Can a non-spouse beneficiary of an IRA transfer the money into a beneficiary IRA and purchase a life SPIA?

I’m having a very difficult time getting a definitive answer on this one. My confusion obviously comes in because the SPIA can cause the payments to extend past the person’s life expectancy. I know that SPIAs are fine for the original account owner, but I’m simply guessing that they aren’t for a non-spouse beneficiary.



It should be ok, however the certain period cannot extend beyond life expectancy.



Thanks for the response.

By you saying, “it should be ok”, does that mean that you are giving an educated guess at the answer or are you sure about this?

This could be a great opportunity to stretch the payments out longer and have the payments be more like RMD’s that get recalculated.

Ex.
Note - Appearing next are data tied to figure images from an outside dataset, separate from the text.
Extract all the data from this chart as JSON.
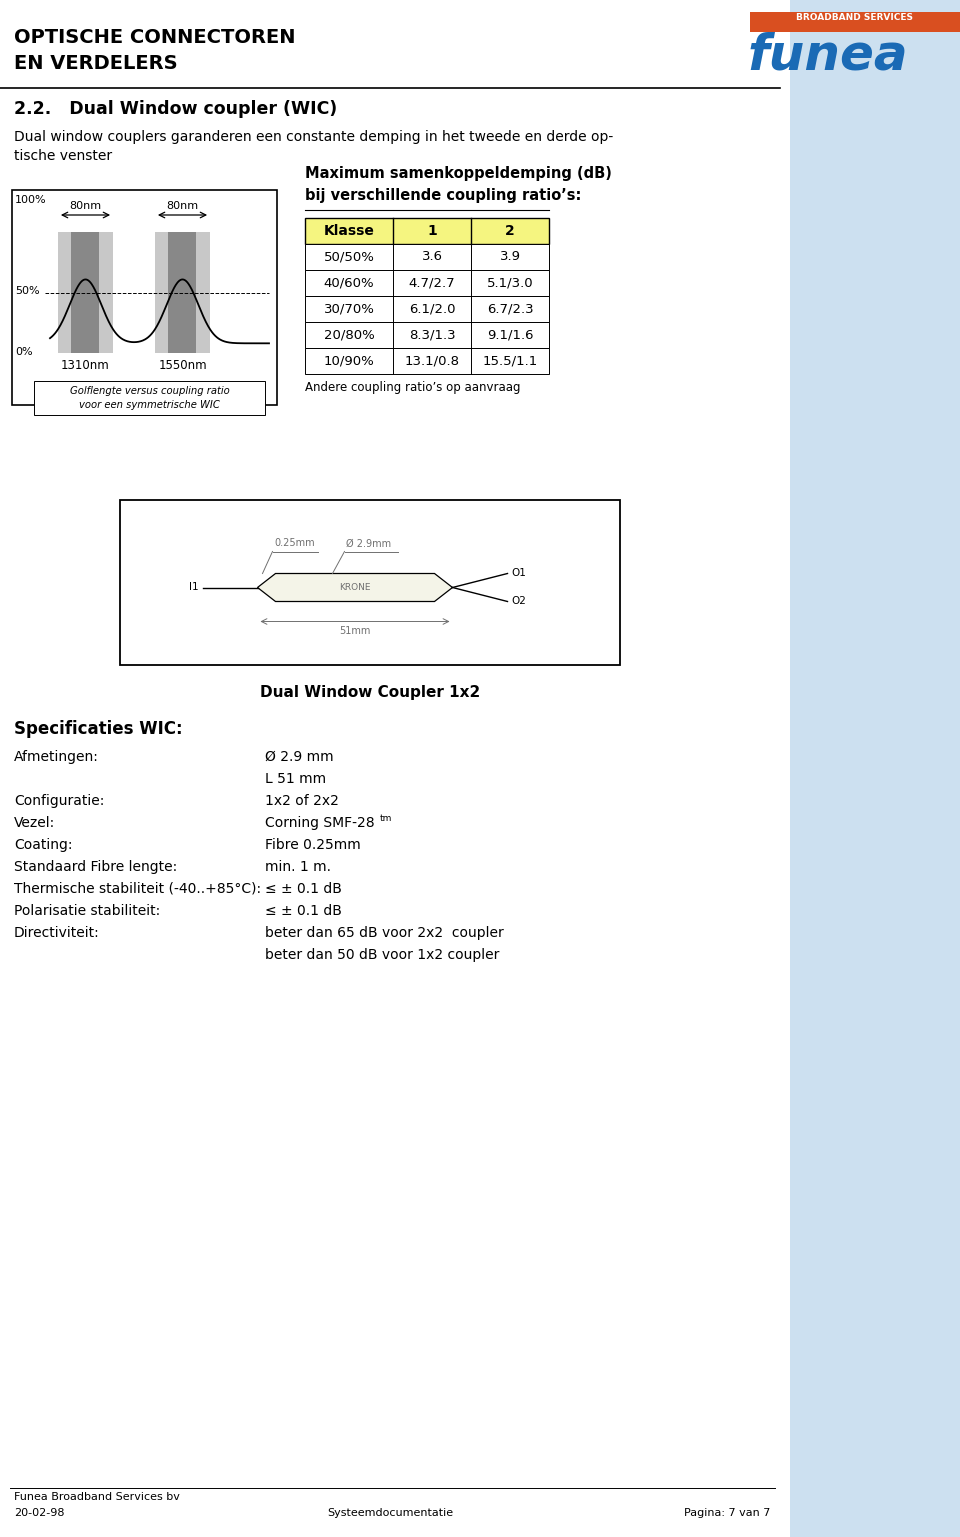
{
  "page_bg": "#ffffff",
  "right_bg": "#cce0f0",
  "header_title_line1": "OPTISCHE CONNECTOREN",
  "header_title_line2": "EN VERDELERS",
  "section_title": "2.2.   Dual Window coupler (WIC)",
  "section_desc": "Dual window couplers garanderen een constante demping in het tweede en derde op-\ntische venster",
  "graph_80nm_1": "80nm",
  "graph_80nm_2": "80nm",
  "graph_label_1310": "1310nm",
  "graph_label_1550": "1550nm",
  "graph_caption": "Golflengte versus coupling ratio\nvoor een symmetrische WIC",
  "table_title_line1": "Maximum samenkoppeldemping (dB)",
  "table_title_line2": "bij verschillende coupling ratio’s:",
  "table_header": [
    "Klasse",
    "1",
    "2"
  ],
  "table_rows": [
    [
      "50/50%",
      "3.6",
      "3.9"
    ],
    [
      "40/60%",
      "4.7/2.7",
      "5.1/3.0"
    ],
    [
      "30/70%",
      "6.1/2.0",
      "6.7/2.3"
    ],
    [
      "20/80%",
      "8.3/1.3",
      "9.1/1.6"
    ],
    [
      "10/90%",
      "13.1/0.8",
      "15.5/1.1"
    ]
  ],
  "table_note": "Andere coupling ratio’s op aanvraag",
  "diagram_caption": "Dual Window Coupler 1x2",
  "spec_title": "Specificaties WIC:",
  "spec_items": [
    [
      "Afmetingen:",
      "Ø 2.9 mm"
    ],
    [
      "",
      "L 51 mm"
    ],
    [
      "Configuratie:",
      "1x2 of 2x2"
    ],
    [
      "Vezel:",
      "Corning SMF-28"
    ],
    [
      "Coating:",
      "Fibre 0.25mm"
    ],
    [
      "Standaard Fibre lengte:",
      "min. 1 m."
    ],
    [
      "Thermische stabiliteit (-40..+85°C):",
      "≤ ± 0.1 dB"
    ],
    [
      "Polarisatie stabiliteit:",
      "≤ ± 0.1 dB"
    ],
    [
      "Directiviteit:",
      "beter dan 65 dB voor 2x2  coupler"
    ],
    [
      "",
      "beter dan 50 dB voor 1x2 coupler"
    ]
  ],
  "footer_company": "Funea Broadband Services bv",
  "footer_date": "20-02-98",
  "footer_doc": "Systeemdocumentatie",
  "footer_page": "Pagina: 7 van 7"
}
The non-spouse beneficiary is 63 and has a life expectancy of 22.7 years. In 14 years, for RMD calculations, they have a life expectancy of 8.7 years. However, their true life expectancy is longer than this. At that point, they could transfer the IRA into a SPIA and get a payout for the rest of their life that is based upon their true life expectancy. This will allow them to spread the payouts and the tax over their lifetime and not an artificially lowered life expectancy.
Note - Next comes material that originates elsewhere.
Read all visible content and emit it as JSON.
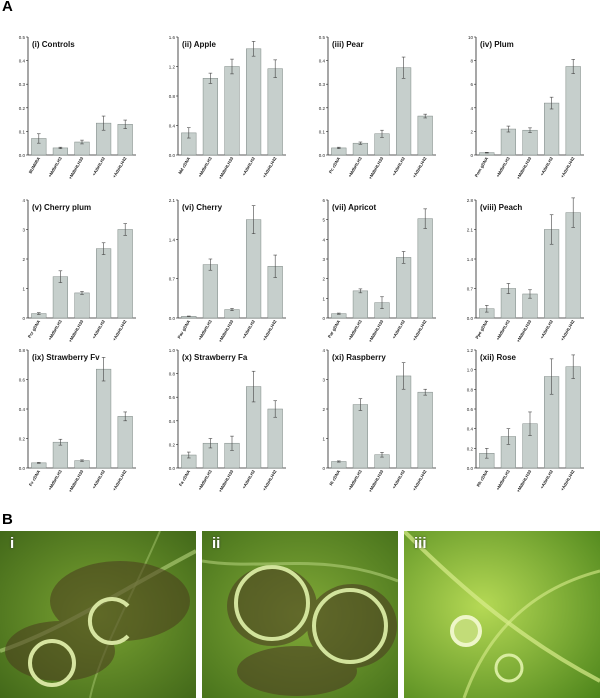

I’m surprised that they can do this because the IRS seems like the loser in this game. If they die soon, the IRS loses out on lots of tax money. If they live to life expectancy, the IRS still loses out.* The IRS only makes out better on this if the person lives a good deal past their life expectancy.

*If the person dies at life expectancy and the investment account averaged 5% a year, a 63 year old would have pulled out about $900,000, but only $800,000 in a SPIA.
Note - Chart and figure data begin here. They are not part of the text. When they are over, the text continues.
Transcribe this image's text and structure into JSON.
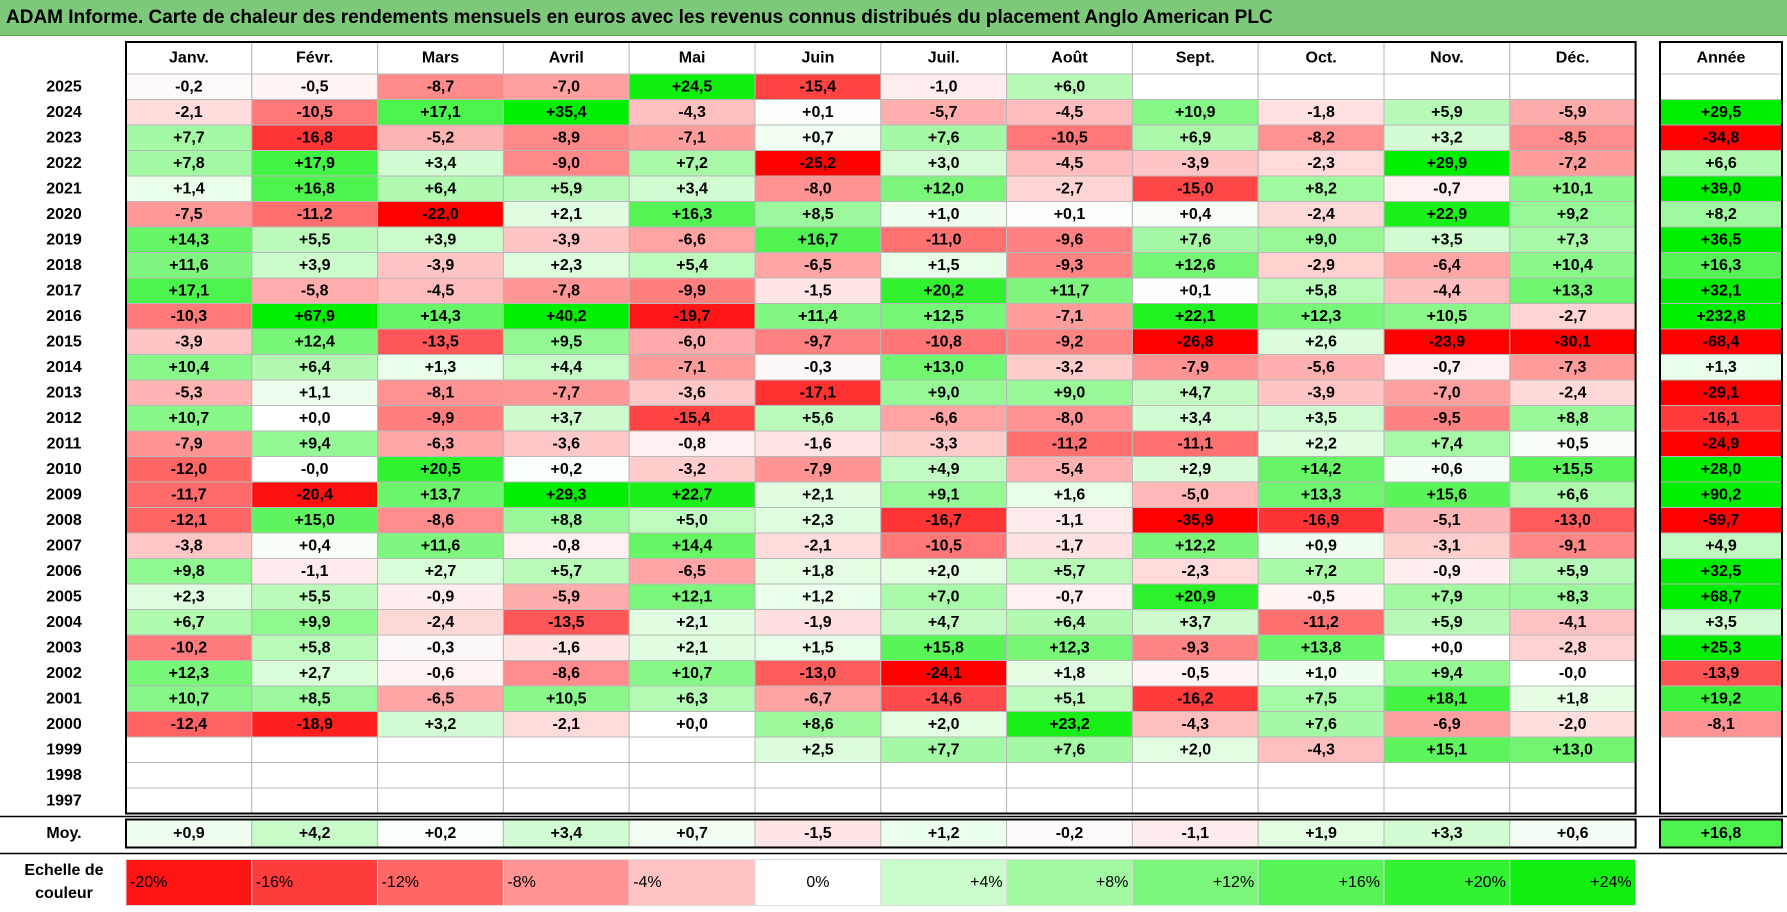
{
  "title": "ADAM Informe. Carte de chaleur des rendements mensuels en euros avec les revenus connus distribués du placement Anglo American PLC",
  "colors": {
    "title_bg": "#7ec87b",
    "neg_max": "#ff0000",
    "pos_max": "#00ee00",
    "neutral": "#ffffff",
    "grid": "#b8b8b8",
    "frame": "#000000"
  },
  "chart_data": {
    "type": "heatmap",
    "months": [
      "Janv.",
      "Févr.",
      "Mars",
      "Avril",
      "Mai",
      "Juin",
      "Juil.",
      "Août",
      "Sept.",
      "Oct.",
      "Nov.",
      "Déc."
    ],
    "year_header": "Année",
    "avg_label": "Moy.",
    "rows": [
      {
        "year": "2025",
        "months": [
          "-0,2",
          "-0,5",
          "-8,7",
          "-7,0",
          "+24,5",
          "-15,4",
          "-1,0",
          "+6,0",
          "",
          "",
          "",
          ""
        ],
        "annual": ""
      },
      {
        "year": "2024",
        "months": [
          "-2,1",
          "-10,5",
          "+17,1",
          "+35,4",
          "-4,3",
          "+0,1",
          "-5,7",
          "-4,5",
          "+10,9",
          "-1,8",
          "+5,9",
          "-5,9"
        ],
        "annual": "+29,5"
      },
      {
        "year": "2023",
        "months": [
          "+7,7",
          "-16,8",
          "-5,2",
          "-8,9",
          "-7,1",
          "+0,7",
          "+7,6",
          "-10,5",
          "+6,9",
          "-8,2",
          "+3,2",
          "-8,5"
        ],
        "annual": "-34,8"
      },
      {
        "year": "2022",
        "months": [
          "+7,8",
          "+17,9",
          "+3,4",
          "-9,0",
          "+7,2",
          "-25,2",
          "+3,0",
          "-4,5",
          "-3,9",
          "-2,3",
          "+29,9",
          "-7,2"
        ],
        "annual": "+6,6"
      },
      {
        "year": "2021",
        "months": [
          "+1,4",
          "+16,8",
          "+6,4",
          "+5,9",
          "+3,4",
          "-8,0",
          "+12,0",
          "-2,7",
          "-15,0",
          "+8,2",
          "-0,7",
          "+10,1"
        ],
        "annual": "+39,0"
      },
      {
        "year": "2020",
        "months": [
          "-7,5",
          "-11,2",
          "-22,0",
          "+2,1",
          "+16,3",
          "+8,5",
          "+1,0",
          "+0,1",
          "+0,4",
          "-2,4",
          "+22,9",
          "+9,2"
        ],
        "annual": "+8,2"
      },
      {
        "year": "2019",
        "months": [
          "+14,3",
          "+5,5",
          "+3,9",
          "-3,9",
          "-6,6",
          "+16,7",
          "-11,0",
          "-9,6",
          "+7,6",
          "+9,0",
          "+3,5",
          "+7,3"
        ],
        "annual": "+36,5"
      },
      {
        "year": "2018",
        "months": [
          "+11,6",
          "+3,9",
          "-3,9",
          "+2,3",
          "+5,4",
          "-6,5",
          "+1,5",
          "-9,3",
          "+12,6",
          "-2,9",
          "-6,4",
          "+10,4"
        ],
        "annual": "+16,3"
      },
      {
        "year": "2017",
        "months": [
          "+17,1",
          "-5,8",
          "-4,5",
          "-7,8",
          "-9,9",
          "-1,5",
          "+20,2",
          "+11,7",
          "+0,1",
          "+5,8",
          "-4,4",
          "+13,3"
        ],
        "annual": "+32,1"
      },
      {
        "year": "2016",
        "months": [
          "-10,3",
          "+67,9",
          "+14,3",
          "+40,2",
          "-19,7",
          "+11,4",
          "+12,5",
          "-7,1",
          "+22,1",
          "+12,3",
          "+10,5",
          "-2,7"
        ],
        "annual": "+232,8"
      },
      {
        "year": "2015",
        "months": [
          "-3,9",
          "+12,4",
          "-13,5",
          "+9,5",
          "-6,0",
          "-9,7",
          "-10,8",
          "-9,2",
          "-26,8",
          "+2,6",
          "-23,9",
          "-30,1"
        ],
        "annual": "-68,4"
      },
      {
        "year": "2014",
        "months": [
          "+10,4",
          "+6,4",
          "+1,3",
          "+4,4",
          "-7,1",
          "-0,3",
          "+13,0",
          "-3,2",
          "-7,9",
          "-5,6",
          "-0,7",
          "-7,3"
        ],
        "annual": "+1,3"
      },
      {
        "year": "2013",
        "months": [
          "-5,3",
          "+1,1",
          "-8,1",
          "-7,7",
          "-3,6",
          "-17,1",
          "+9,0",
          "+9,0",
          "+4,7",
          "-3,9",
          "-7,0",
          "-2,4"
        ],
        "annual": "-29,1"
      },
      {
        "year": "2012",
        "months": [
          "+10,7",
          "+0,0",
          "-9,9",
          "+3,7",
          "-15,4",
          "+5,6",
          "-6,6",
          "-8,0",
          "+3,4",
          "+3,5",
          "-9,5",
          "+8,8"
        ],
        "annual": "-16,1"
      },
      {
        "year": "2011",
        "months": [
          "-7,9",
          "+9,4",
          "-6,3",
          "-3,6",
          "-0,8",
          "-1,6",
          "-3,3",
          "-11,2",
          "-11,1",
          "+2,2",
          "+7,4",
          "+0,5"
        ],
        "annual": "-24,9"
      },
      {
        "year": "2010",
        "months": [
          "-12,0",
          "-0,0",
          "+20,5",
          "+0,2",
          "-3,2",
          "-7,9",
          "+4,9",
          "-5,4",
          "+2,9",
          "+14,2",
          "+0,6",
          "+15,5"
        ],
        "annual": "+28,0"
      },
      {
        "year": "2009",
        "months": [
          "-11,7",
          "-20,4",
          "+13,7",
          "+29,3",
          "+22,7",
          "+2,1",
          "+9,1",
          "+1,6",
          "-5,0",
          "+13,3",
          "+15,6",
          "+6,6"
        ],
        "annual": "+90,2"
      },
      {
        "year": "2008",
        "months": [
          "-12,1",
          "+15,0",
          "-8,6",
          "+8,8",
          "+5,0",
          "+2,3",
          "-16,7",
          "-1,1",
          "-35,9",
          "-16,9",
          "-5,1",
          "-13,0"
        ],
        "annual": "-59,7"
      },
      {
        "year": "2007",
        "months": [
          "-3,8",
          "+0,4",
          "+11,6",
          "-0,8",
          "+14,4",
          "-2,1",
          "-10,5",
          "-1,7",
          "+12,2",
          "+0,9",
          "-3,1",
          "-9,1"
        ],
        "annual": "+4,9"
      },
      {
        "year": "2006",
        "months": [
          "+9,8",
          "-1,1",
          "+2,7",
          "+5,7",
          "-6,5",
          "+1,8",
          "+2,0",
          "+5,7",
          "-2,3",
          "+7,2",
          "-0,9",
          "+5,9"
        ],
        "annual": "+32,5"
      },
      {
        "year": "2005",
        "months": [
          "+2,3",
          "+5,5",
          "-0,9",
          "-5,9",
          "+12,1",
          "+1,2",
          "+7,0",
          "-0,7",
          "+20,9",
          "-0,5",
          "+7,9",
          "+8,3"
        ],
        "annual": "+68,7"
      },
      {
        "year": "2004",
        "months": [
          "+6,7",
          "+9,9",
          "-2,4",
          "-13,5",
          "+2,1",
          "-1,9",
          "+4,7",
          "+6,4",
          "+3,7",
          "-11,2",
          "+5,9",
          "-4,1"
        ],
        "annual": "+3,5"
      },
      {
        "year": "2003",
        "months": [
          "-10,2",
          "+5,8",
          "-0,3",
          "-1,6",
          "+2,1",
          "+1,5",
          "+15,8",
          "+12,3",
          "-9,3",
          "+13,8",
          "+0,0",
          "-2,8"
        ],
        "annual": "+25,3"
      },
      {
        "year": "2002",
        "months": [
          "+12,3",
          "+2,7",
          "-0,6",
          "-8,6",
          "+10,7",
          "-13,0",
          "-24,1",
          "+1,8",
          "-0,5",
          "+1,0",
          "+9,4",
          "-0,0"
        ],
        "annual": "-13,9"
      },
      {
        "year": "2001",
        "months": [
          "+10,7",
          "+8,5",
          "-6,5",
          "+10,5",
          "+6,3",
          "-6,7",
          "-14,6",
          "+5,1",
          "-16,2",
          "+7,5",
          "+18,1",
          "+1,8"
        ],
        "annual": "+19,2"
      },
      {
        "year": "2000",
        "months": [
          "-12,4",
          "-18,9",
          "+3,2",
          "-2,1",
          "+0,0",
          "+8,6",
          "+2,0",
          "+23,2",
          "-4,3",
          "+7,6",
          "-6,9",
          "-2,0"
        ],
        "annual": "-8,1"
      },
      {
        "year": "1999",
        "months": [
          "",
          "",
          "",
          "",
          "",
          "+2,5",
          "+7,7",
          "+7,6",
          "+2,0",
          "-4,3",
          "+15,1",
          "+13,0"
        ],
        "annual": ""
      },
      {
        "year": "1998",
        "months": [
          "",
          "",
          "",
          "",
          "",
          "",
          "",
          "",
          "",
          "",
          "",
          ""
        ],
        "annual": ""
      },
      {
        "year": "1997",
        "months": [
          "",
          "",
          "",
          "",
          "",
          "",
          "",
          "",
          "",
          "",
          "",
          ""
        ],
        "annual": ""
      }
    ],
    "average": {
      "months": [
        "+0,9",
        "+4,2",
        "+0,2",
        "+3,4",
        "+0,7",
        "-1,5",
        "+1,2",
        "-0,2",
        "-1,1",
        "+1,9",
        "+3,3",
        "+0,6"
      ],
      "annual": "+16,8"
    },
    "scale": {
      "label_line1": "Echelle de",
      "label_line2": "couleur",
      "steps": [
        {
          "label": "-20%",
          "value": -20
        },
        {
          "label": "-16%",
          "value": -16
        },
        {
          "label": "-12%",
          "value": -12
        },
        {
          "label": "-8%",
          "value": -8
        },
        {
          "label": "-4%",
          "value": -4
        },
        {
          "label": "0%",
          "value": 0
        },
        {
          "label": "+4%",
          "value": 4
        },
        {
          "label": "+8%",
          "value": 8
        },
        {
          "label": "+12%",
          "value": 12
        },
        {
          "label": "+16%",
          "value": 16
        },
        {
          "label": "+20%",
          "value": 20
        },
        {
          "label": "+24%",
          "value": 24
        }
      ]
    }
  }
}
You are forgetting one thing. The certain period will be limited to 22 years, if they die in year 15, their bene will get only 7 more years payments. That is why IRS limits the certain period. Next you must find a carrier to take it. Most will.



Another point is that typical annuitization will give them a higher (than RMD) payment in early years, a lower one (than RMD) in later years, so the IRS gets its taxes sooner. And if the person lives a longer time, the IRS will continue to get taxes on the payment.



alfry, I appreciate the conversation. This is a good learning experience for me.

I wasn’t forgetting the period certain limitation. In fact, I was really thinking more along the lines of life only.

It is also true that with the SPIA, the IRS will get some of the money sooner, but they are also gambling that they will get very little of the money.

I think that my thought process centered around the fact that a SPIA makes an acceptable substitute for RMDs when we are are talking about the original owner. The IRS probably looks at this as “6 of one; half dozen of the other”. However, when we are talking about non-spouse beneficiaries, the RMDs, after the first year, are higher. Therefore, the equivalency that existed before now tilts in favor of not wanting SPIAs from an IRS perspective. This is why I didn’t know if SPIAs were allowed for non-spousal beneficiaries. It appears as if my thought process was wrong.